There's a full-size lunch counter to examine. It's typical of facilities that refused to serve African-Americans, even if one of them had become a world-renowned figure. Civil rights would forever be entwined with the Clay/Ali story.

That story includes his refusal to join the armed forces and the decision to join the Nation of Islam. In 1965 he eschewed his birth name, forever, after choosing to be known as Muhammad Ali. Nonetheless, he espouses a religious tolerance that we'd all do well to emulate.
Detailed timelines on the Vietnam War and the civil rights struggles of the 1960s and '70s will draw in anyone who lived through those turbulent eras.
Amidst these timelines and film clips are set six separate stations, each representing a key value for which Ali stands — respect, confidence, conviction, dedication, giving and spirituality. Thoughtful, occasionally sentimental, and constantly challenging, these alcoves are quite effective.
We made our way to a circular pavilion on the fifth level. Walking its perimeter we passed descriptions of each of Ali's championship fights. Looking down onto a simulated boxing ring, we watched "The Greatest," a stirring recollection of his feats. And if there's any question about his status, we can read the words of Leon Spinks, who wrested the crown from Ali in 1978 — "I'm the best young heavyweight, but I ain't the greatest. HE was the greatest."
There's much more to see at the Center. A recreation of his training facility in Deer Lake, Pa., reminds one of the work necessary to stay at the top of one's skills. Visitors can try a bit of athleticism of their own. I watched a few young wannabes shadowbox against the image of a moving boxer; others worked on the speed bag for rhythm. The standing heavy bag, unfortunately out of order, simulates the impact of a fighter's punch.

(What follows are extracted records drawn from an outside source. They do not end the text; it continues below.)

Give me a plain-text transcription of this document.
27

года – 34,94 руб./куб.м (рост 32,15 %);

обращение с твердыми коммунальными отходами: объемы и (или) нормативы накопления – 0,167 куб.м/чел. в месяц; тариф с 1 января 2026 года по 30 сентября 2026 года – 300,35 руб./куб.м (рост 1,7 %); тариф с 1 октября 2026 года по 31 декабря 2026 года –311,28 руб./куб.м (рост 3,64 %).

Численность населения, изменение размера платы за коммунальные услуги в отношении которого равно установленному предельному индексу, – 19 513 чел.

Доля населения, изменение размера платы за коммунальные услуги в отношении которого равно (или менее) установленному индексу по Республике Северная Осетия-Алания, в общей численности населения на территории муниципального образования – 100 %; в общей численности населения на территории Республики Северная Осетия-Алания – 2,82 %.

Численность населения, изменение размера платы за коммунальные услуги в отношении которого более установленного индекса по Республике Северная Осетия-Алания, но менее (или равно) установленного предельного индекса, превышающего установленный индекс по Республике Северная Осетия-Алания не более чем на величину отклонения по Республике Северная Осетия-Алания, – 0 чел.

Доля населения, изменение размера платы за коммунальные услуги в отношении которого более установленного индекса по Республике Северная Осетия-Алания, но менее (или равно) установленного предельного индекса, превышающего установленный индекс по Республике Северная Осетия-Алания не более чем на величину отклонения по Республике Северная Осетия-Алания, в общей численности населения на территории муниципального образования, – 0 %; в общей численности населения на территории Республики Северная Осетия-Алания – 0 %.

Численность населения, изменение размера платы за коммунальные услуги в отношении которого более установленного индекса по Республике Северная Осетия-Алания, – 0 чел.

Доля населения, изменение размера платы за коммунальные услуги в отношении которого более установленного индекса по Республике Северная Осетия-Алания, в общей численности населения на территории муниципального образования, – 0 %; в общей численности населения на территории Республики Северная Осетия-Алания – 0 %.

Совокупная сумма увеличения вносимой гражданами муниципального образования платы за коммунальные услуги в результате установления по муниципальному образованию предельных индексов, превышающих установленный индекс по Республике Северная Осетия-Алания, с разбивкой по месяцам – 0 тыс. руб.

Interactive stations encourage young visitors to "Walk With Ali." Activities help participants develop a sense of self and purpose — in other words, "How will you become the greatest you can be?" Reflection on personal strengths and goals, hopefully, will lead others to "like Ali, become shining beacons of light."
A few galleries offer artistic celebrations of Ali and his world. Sketches and paintings by Leroy Neimann succeed surprisingly well in depicting the electricity inside the ring during a championship match. Photographs by Howard Bingham of poverty-sticken Mississippi communities match the impact of those by WPA photographers decades earlier.
We very much enjoyed "Hope and Dream," the creation of Korean artist Ik-Joong Kang. Angelina Jolie underwrote this effort, which solicited thousands of three-inch tiles colorfully and creatively painted by kids all over the world to illustrate their dreams.
Our afternoon concluded at "All Ali, All the Time." At individual kiosks, we could view films of 15 of Ali's championship fights. One need not be a veteran boxing fan to see how Clay (and, later, Ali) changed the nature of heavyweight boxing. His quickness and daring must have infuriated early opponents.
After all these years, I can see clearly how he beat Sonny Liston in a huge upset to win the title in 1964. (The second Liston fight, unfortunately, was not among the offerings.) Then there are those classics — the Joe Frazier fights, including the Thrilla in Manila. And the Rumble in the Jungle with George Foreman in Zaire in 1974.

Sports fans, history buffs and those simply seeking the story of a major celebrity will enjoy coming to this center. Though Muhammad Ali's life story does not get sanitized here, his oft-repeated claim "I am the greatest" seems to hold up. It's nice to see this shining memorial seeking to inspire those who come after him to their own quests for greatness, too.